Только вот, видно, я не успокоилась как следует, пальцы вот будто иголками колет, и первая же пурра сжимается в ладони и начинает подрагивать с недовольным всписком.

Ким мягко забирает у меня пурру – та издает благодарное «Уиррр». Шибздрик запускает пальцы в черный с фиолетовым мех и говорит тихо:

– Иногда научить могут те, кто кажется для этого неприспособленным.
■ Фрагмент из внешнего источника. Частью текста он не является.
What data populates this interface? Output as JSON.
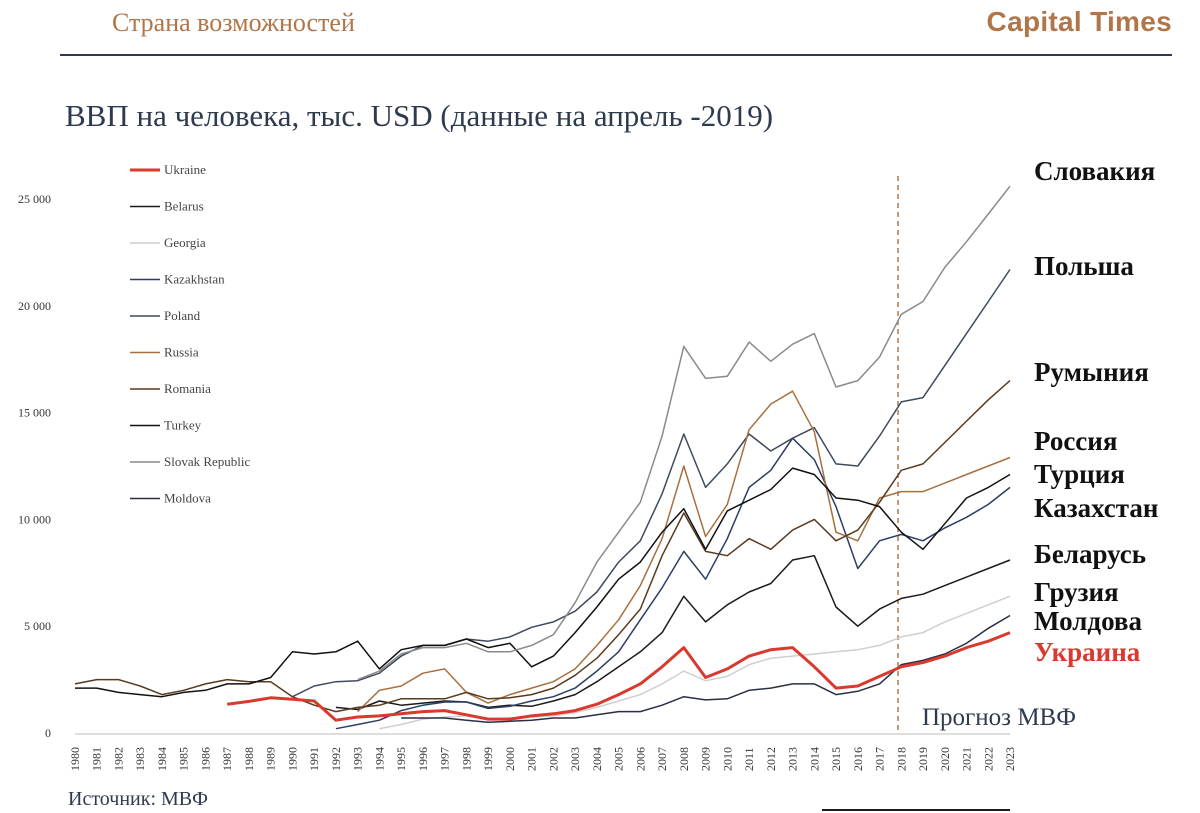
{
  "header": {
    "left": "Страна возможностей",
    "right": "Capital Times"
  },
  "chart_data": {
    "type": "line",
    "title": "ВВП на человека, тыс. USD (данные на апрель -2019)",
    "source": "Источник: МВФ",
    "forecast_label": "Прогноз МВФ",
    "forecast_start": 2018,
    "x": [
      1980,
      1981,
      1982,
      1983,
      1984,
      1985,
      1986,
      1987,
      1988,
      1989,
      1990,
      1991,
      1992,
      1993,
      1994,
      1995,
      1996,
      1997,
      1998,
      1999,
      2000,
      2001,
      2002,
      2003,
      2004,
      2005,
      2006,
      2007,
      2008,
      2009,
      2010,
      2011,
      2012,
      2013,
      2014,
      2015,
      2016,
      2017,
      2018,
      2019,
      2020,
      2021,
      2022,
      2023
    ],
    "ylim": [
      0,
      25000
    ],
    "yticks": [
      0,
      5000,
      10000,
      15000,
      20000,
      25000
    ],
    "ytick_labels": [
      "0",
      "5 000",
      "10 000",
      "15 000",
      "20 000",
      "25 000"
    ],
    "grid": false,
    "legend_position": "top-left",
    "series": [
      {
        "name": "Ukraine",
        "ru_label": "Украина",
        "color": "#d93a2f",
        "width": 3,
        "values": [
          null,
          null,
          null,
          null,
          null,
          null,
          null,
          1350,
          1480,
          1650,
          1580,
          1500,
          600,
          750,
          800,
          900,
          1000,
          1050,
          850,
          650,
          650,
          800,
          900,
          1050,
          1350,
          1800,
          2300,
          3100,
          4000,
          2600,
          3000,
          3600,
          3900,
          4000,
          3100,
          2100,
          2200,
          2650,
          3100,
          3300,
          3600,
          4000,
          4300,
          4700
        ]
      },
      {
        "name": "Belarus",
        "ru_label": "Беларусь",
        "color": "#1b1b1b",
        "width": 1.5,
        "values": [
          null,
          null,
          null,
          null,
          null,
          null,
          null,
          null,
          null,
          null,
          null,
          null,
          1200,
          1100,
          1500,
          1300,
          1400,
          1500,
          1450,
          1200,
          1300,
          1250,
          1500,
          1800,
          2400,
          3100,
          3800,
          4700,
          6400,
          5200,
          6000,
          6600,
          7000,
          8100,
          8300,
          5900,
          5000,
          5800,
          6300,
          6500,
          6900,
          7300,
          7700,
          8100
        ]
      },
      {
        "name": "Georgia",
        "ru_label": "Грузия",
        "color": "#cfcfcf",
        "width": 1.5,
        "values": [
          null,
          null,
          null,
          null,
          null,
          null,
          null,
          null,
          null,
          null,
          null,
          null,
          null,
          null,
          200,
          400,
          650,
          750,
          800,
          650,
          700,
          750,
          800,
          950,
          1200,
          1500,
          1800,
          2300,
          2900,
          2450,
          2650,
          3200,
          3500,
          3600,
          3700,
          3800,
          3900,
          4100,
          4500,
          4700,
          5200,
          5600,
          6000,
          6400
        ]
      },
      {
        "name": "Kazakhstan",
        "ru_label": "Казахстан",
        "color": "#2c3e66",
        "width": 1.5,
        "values": [
          null,
          null,
          null,
          null,
          null,
          null,
          null,
          null,
          null,
          null,
          null,
          null,
          200,
          400,
          600,
          1050,
          1300,
          1450,
          1450,
          1150,
          1250,
          1500,
          1700,
          2100,
          2900,
          3800,
          5300,
          6800,
          8500,
          7200,
          9100,
          11500,
          12300,
          13800,
          12800,
          10600,
          7700,
          9000,
          9300,
          9000,
          9600,
          10100,
          10700,
          11500
        ]
      },
      {
        "name": "Poland",
        "ru_label": "Польша",
        "color": "#3f4a5c",
        "width": 1.5,
        "values": [
          null,
          null,
          null,
          null,
          null,
          null,
          null,
          null,
          null,
          null,
          1700,
          2200,
          2400,
          2450,
          2800,
          3600,
          4100,
          4100,
          4400,
          4300,
          4500,
          4950,
          5200,
          5700,
          6600,
          8000,
          9000,
          11200,
          14000,
          11500,
          12600,
          14000,
          13200,
          13800,
          14300,
          12600,
          12500,
          13900,
          15500,
          15700,
          17200,
          18700,
          20200,
          21700
        ]
      },
      {
        "name": "Russia",
        "ru_label": "Россия",
        "color": "#a8703f",
        "width": 1.5,
        "values": [
          null,
          null,
          null,
          null,
          null,
          null,
          null,
          null,
          null,
          null,
          null,
          null,
          null,
          1000,
          2000,
          2200,
          2800,
          3000,
          1900,
          1400,
          1800,
          2100,
          2400,
          3000,
          4100,
          5300,
          6900,
          9100,
          12500,
          9200,
          10700,
          14200,
          15400,
          16000,
          14100,
          9400,
          9000,
          11000,
          11300,
          11300,
          11700,
          12100,
          12500,
          12900
        ]
      },
      {
        "name": "Romania",
        "ru_label": "Румыния",
        "color": "#5a3a1f",
        "width": 1.5,
        "values": [
          2300,
          2500,
          2500,
          2200,
          1800,
          2000,
          2300,
          2500,
          2400,
          2400,
          1700,
          1300,
          1000,
          1200,
          1300,
          1600,
          1600,
          1600,
          1900,
          1600,
          1650,
          1800,
          2100,
          2700,
          3500,
          4600,
          5800,
          8300,
          10300,
          8500,
          8300,
          9100,
          8600,
          9500,
          10000,
          9000,
          9500,
          10800,
          12300,
          12600,
          13600,
          14600,
          15600,
          16500
        ]
      },
      {
        "name": "Turkey",
        "ru_label": "Турция",
        "color": "#111111",
        "width": 1.5,
        "values": [
          2100,
          2100,
          1900,
          1800,
          1700,
          1900,
          2000,
          2300,
          2300,
          2600,
          3800,
          3700,
          3800,
          4300,
          3000,
          3900,
          4100,
          4100,
          4400,
          4000,
          4200,
          3100,
          3600,
          4700,
          5900,
          7200,
          8000,
          9400,
          10500,
          8600,
          10400,
          10900,
          11400,
          12400,
          12100,
          11000,
          10900,
          10600,
          9400,
          8600,
          9800,
          11000,
          11500,
          12100
        ]
      },
      {
        "name": "Slovak Republic",
        "ru_label": "Словакия",
        "color": "#8a8a8a",
        "width": 1.5,
        "values": [
          null,
          null,
          null,
          null,
          null,
          null,
          null,
          null,
          null,
          null,
          null,
          null,
          null,
          2500,
          2900,
          3700,
          4000,
          4000,
          4200,
          3800,
          3800,
          4100,
          4600,
          6100,
          8000,
          9400,
          10800,
          13900,
          18100,
          16600,
          16700,
          18300,
          17400,
          18200,
          18700,
          16200,
          16500,
          17600,
          19600,
          20200,
          21800,
          23000,
          24300,
          25600
        ]
      },
      {
        "name": "Moldova",
        "ru_label": "Молдова",
        "color": "#2a2f45",
        "width": 1.5,
        "values": [
          null,
          null,
          null,
          null,
          null,
          null,
          null,
          null,
          null,
          null,
          null,
          null,
          null,
          null,
          null,
          700,
          700,
          700,
          600,
          500,
          550,
          600,
          700,
          700,
          850,
          1000,
          1000,
          1300,
          1700,
          1550,
          1600,
          2000,
          2100,
          2300,
          2300,
          1800,
          1950,
          2300,
          3200,
          3400,
          3700,
          4200,
          4900,
          5500
        ]
      }
    ],
    "labels_block": [
      "Словакия",
      "Польша",
      "Румыния",
      "Россия",
      "Турция",
      "Казахстан",
      "Беларусь",
      "Грузия",
      "Молдова",
      "Украина"
    ]
  }
}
Он умеет рассказывать не очень-то хорошо – рисует уж точно куда получше. Потому сначала дело у него не ладится, а рассказ о его наставнике комкается и горбится – будто малюется на смятом листке тупым карандашом. Потом листок выпрямляется, карандаш заостряется – и я вижу брюзгливого мужчинку в халате, лысоватого и неопрятного, брызжущего слюной только при упоминании Академии. Он курит какую-то скверную дрянь, и придирается, и тычет пожелтевшим пальцем в чертежи, и он язвительная и насмешливая зараза – я это сразу как-то понимаю. Еще понимаю, что он делал жуткие вещи, этот тип, имя которого Ким так и не называет (халат на якобы-рисунке украшен застарелыми пятнами масла, жира и крови). И еще он ненавидит магов и может до посинения толкать речи о том, что магия – атавизм, препятствующий цивилизации. И всех этих бесконечных острых, колющих деталей в этом неспешном рассказе – их слишком много, и из этого рассказа-рисунка на меня глядит совершенно отвратный тип, вот только чтобы раскрасить его, Шибздрик достает из своего голоса светлые краски.